L’araba fenice della politica italiana, l’approdo quasi cechoviano di partiti senza nocchiere è indubitabilmente Mario Draghi. Che, peraltro, più giovane di Mattarella, di Biden o di Trump, non sembra avere nessuna intenzione di tuffarsi nell’agone politico sporcando specificità e competenze che sono di una vita spesa nell’economia, praticamente a partire dagli anni in cui sgambettava come promettente cestista nella squadra dell’Ex Massimo, impegnata nei massimi campionati di basket al Palazzetto dello Sport di Roma.
In questi mesi Draghi fa la parte del Godot che si aspetta ma non arriva mai. Perché non ha nessuna intenzione di dilapidare il prestigio anche internazionale conquistato in questi anni immischiandosi nelle piccole logiche compromissorie della politica italiana. Fateci caso, quando la politica chiama i tecnici, è perché essa stessa è strutturalmente in crisi e denuncia la propria impotenza a risolvere al proprio interno e nel recinto del proprio mandato istituzionale le questioni d’attualità. L’esperienza deludente di Mario Monti del 2011 non è stata messa a frutto.
Dunque Draghi viene conteso e reclamato da un vasto arco costituzionale che grosso modo va da Renzi a Berlusconi, passando per Salvini il che già depone sull’incoerenza della proposta.
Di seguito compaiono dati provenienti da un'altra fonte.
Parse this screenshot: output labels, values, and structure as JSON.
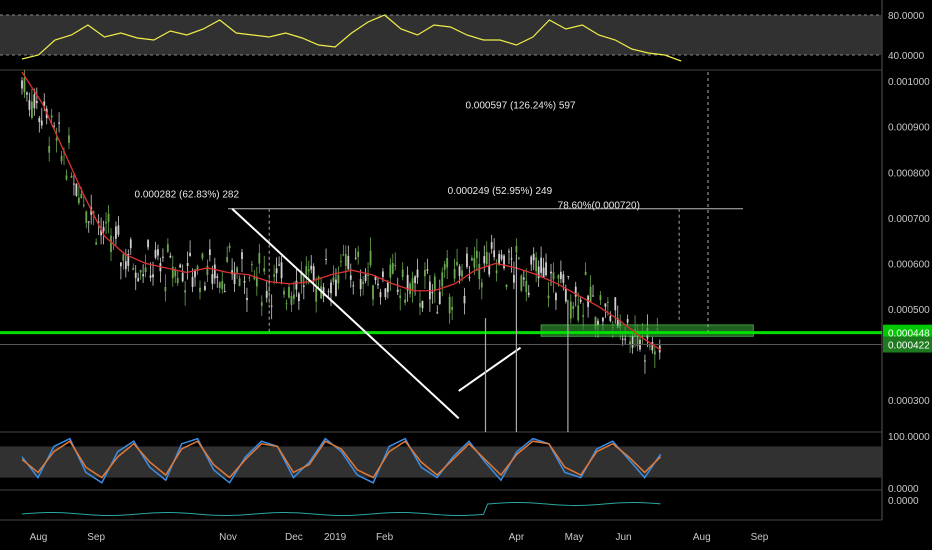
{
  "chart_data": [
    {
      "name": "rsi-panel",
      "type": "line",
      "yaxis_ticks": [
        "80.0000",
        "40.0000"
      ],
      "band": [
        40,
        80
      ],
      "ylim": [
        25,
        95
      ],
      "line_color": "#f0ee4a",
      "series": [
        {
          "x_day": [
            0,
            8,
            16,
            24,
            32,
            40,
            48,
            56,
            64,
            72,
            80,
            88,
            96,
            104,
            112,
            120,
            128,
            136,
            144,
            152,
            160,
            168,
            176,
            184,
            192,
            200,
            208,
            216,
            224,
            232,
            240,
            248,
            256,
            264,
            272,
            280,
            288,
            296,
            304,
            312,
            320
          ],
          "values": [
            36,
            40,
            55,
            60,
            70,
            58,
            62,
            57,
            55,
            64,
            60,
            66,
            75,
            62,
            60,
            58,
            62,
            57,
            50,
            48,
            62,
            73,
            80,
            66,
            60,
            70,
            68,
            60,
            55,
            55,
            50,
            58,
            75,
            66,
            70,
            60,
            55,
            46,
            42,
            40,
            34
          ]
        }
      ]
    },
    {
      "name": "price-panel",
      "type": "candlestick",
      "price_ticks": [
        "0.001000",
        "0.000900",
        "0.000800",
        "0.000700",
        "0.000600",
        "0.000500",
        "0.000300"
      ],
      "ylim": [
        0.00023,
        0.00102
      ],
      "support_label": "0.000448",
      "last_label": "0.000422",
      "support_price": 0.000448,
      "last_price": 0.000422,
      "ma_color": "#e03030",
      "support_color": "#00e000",
      "ma": {
        "x_day": [
          0,
          10,
          20,
          30,
          40,
          50,
          60,
          70,
          80,
          90,
          100,
          110,
          120,
          130,
          140,
          150,
          160,
          170,
          180,
          190,
          200,
          210,
          220,
          230,
          240,
          250,
          260,
          270,
          280,
          290,
          300,
          310
        ],
        "values": [
          0.00102,
          0.00095,
          0.00085,
          0.00075,
          0.00066,
          0.00062,
          0.0006,
          0.00059,
          0.00058,
          0.00059,
          0.00058,
          0.000575,
          0.00056,
          0.000555,
          0.00056,
          0.000575,
          0.000585,
          0.000575,
          0.000555,
          0.00054,
          0.00054,
          0.000555,
          0.000585,
          0.0006,
          0.00059,
          0.000575,
          0.000555,
          0.00053,
          0.000505,
          0.000475,
          0.00044,
          0.00041
        ]
      },
      "trendlines": [
        {
          "name": "downtrend",
          "from": [
            102,
            0.00072
          ],
          "to": [
            212,
            0.00026
          ]
        },
        {
          "name": "uptrend",
          "from": [
            212,
            0.00032
          ],
          "to": [
            242,
            0.000415
          ]
        }
      ],
      "annotations": [
        {
          "text": "0.000282 (62.83%) 282",
          "day": 80,
          "price": 0.000745
        },
        {
          "text": "0.000249 (52.95%) 249",
          "day": 232,
          "price": 0.000752
        },
        {
          "text": "0.000597 (126.24%) 597",
          "day": 242,
          "price": 0.00094
        },
        {
          "text": "78.60%(0.000720)",
          "day": 280,
          "price": 0.00072
        }
      ],
      "fib_level": 0.00072,
      "support_zone": [
        0.00044,
        0.000465
      ]
    },
    {
      "name": "stoch-panel",
      "type": "line",
      "yaxis_ticks": [
        "100.0000",
        "0.0000"
      ],
      "band": [
        20,
        80
      ],
      "series": [
        {
          "color": "#3b8ee8",
          "values": [
            60,
            20,
            80,
            95,
            30,
            10,
            70,
            90,
            40,
            15,
            85,
            95,
            35,
            10,
            60,
            90,
            80,
            20,
            50,
            95,
            70,
            25,
            10,
            80,
            95,
            40,
            20,
            60,
            90,
            50,
            15,
            70,
            95,
            85,
            30,
            20,
            75,
            90,
            55,
            20,
            65
          ]
        },
        {
          "color": "#e07a3a",
          "values": [
            55,
            30,
            70,
            90,
            40,
            20,
            60,
            85,
            50,
            25,
            75,
            90,
            45,
            20,
            55,
            85,
            80,
            30,
            45,
            90,
            75,
            35,
            20,
            70,
            90,
            50,
            25,
            55,
            85,
            55,
            25,
            65,
            90,
            85,
            40,
            25,
            70,
            85,
            60,
            30,
            60
          ]
        }
      ]
    },
    {
      "name": "bottom-panel",
      "type": "line",
      "yaxis_ticks": [
        "0.0000"
      ],
      "series": [
        {
          "color": "#2aa6a0",
          "values": [
            0,
            0,
            0,
            0,
            0,
            0,
            0,
            0,
            0,
            0,
            0,
            0,
            0,
            0,
            0,
            0,
            0,
            0,
            0,
            0,
            0,
            0,
            0,
            0,
            0,
            0,
            0,
            0,
            0,
            0,
            0,
            0,
            0,
            0,
            0,
            0,
            0,
            0,
            0,
            0,
            0
          ]
        }
      ]
    }
  ],
  "x_axis": {
    "labels": [
      "Aug",
      "Sep",
      "Nov",
      "Dec",
      "2019",
      "Feb",
      "Apr",
      "May",
      "Jun",
      "Aug",
      "Sep"
    ],
    "day_positions": [
      8,
      36,
      100,
      132,
      152,
      176,
      240,
      268,
      292,
      330,
      358
    ]
  }
}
Draghi viene proposto come l’anti-Conte ma in realtà è la cartina di tornasole della crisi della politica. Del vuoto pneumatico in cui si dibatte, scalciando, l’opposizione. Che rinuncia a priori al proprio ruolo vero e tenace e, conscia di non poter proporre i propri consumati leader come autentica alternativa di sistema, sbandiera il nome di Draghi, inesportabile vessillo.
Nel nostro piccolo invece un’opzione la sosterremo con forza, ispirati dalla coerenza della società civile e dal suo gradimento. Perché non creare un forte fronte comune che spinga una possibile candidatura di Mario Draghi a presidente della Repubblica? Non dimentichiamo che questa opzione sarebbe sulla scia della valida ma bocciata chance di Stefano Rodotà.
Considerando che Mattarella non ha alcuna intenzione di imitare Napolitano e di ricandidarsi e valutando la demagogica quanto politicamente corretta intestazione di possibilità per un personaggio femminile a prescindere (citate Casellati, Bonino e Cartabia), l’orticello dei candidati appare insolitamente ristretto.
Fuori dal contesto Prodi per raggiunti limiti di età e Berlusconi, per quel motivo ma anche per un minimo di decenza, la popolarità prismatica di Mario Draghi potrebbe avere un seducente appeal in cui tutte le forze politiche potrebbero riconoscersi. La stima acquisita potrebbe essere spesa per un ruolo di eccezionale garante. E, del resto, non sarebbe la prima volta di un presidente della Repubblica espresso dal mondo dell’economia. Basti ricordare Einaudi o, più recentemente, Ciampi, ancorché curiosamente laureato in economia.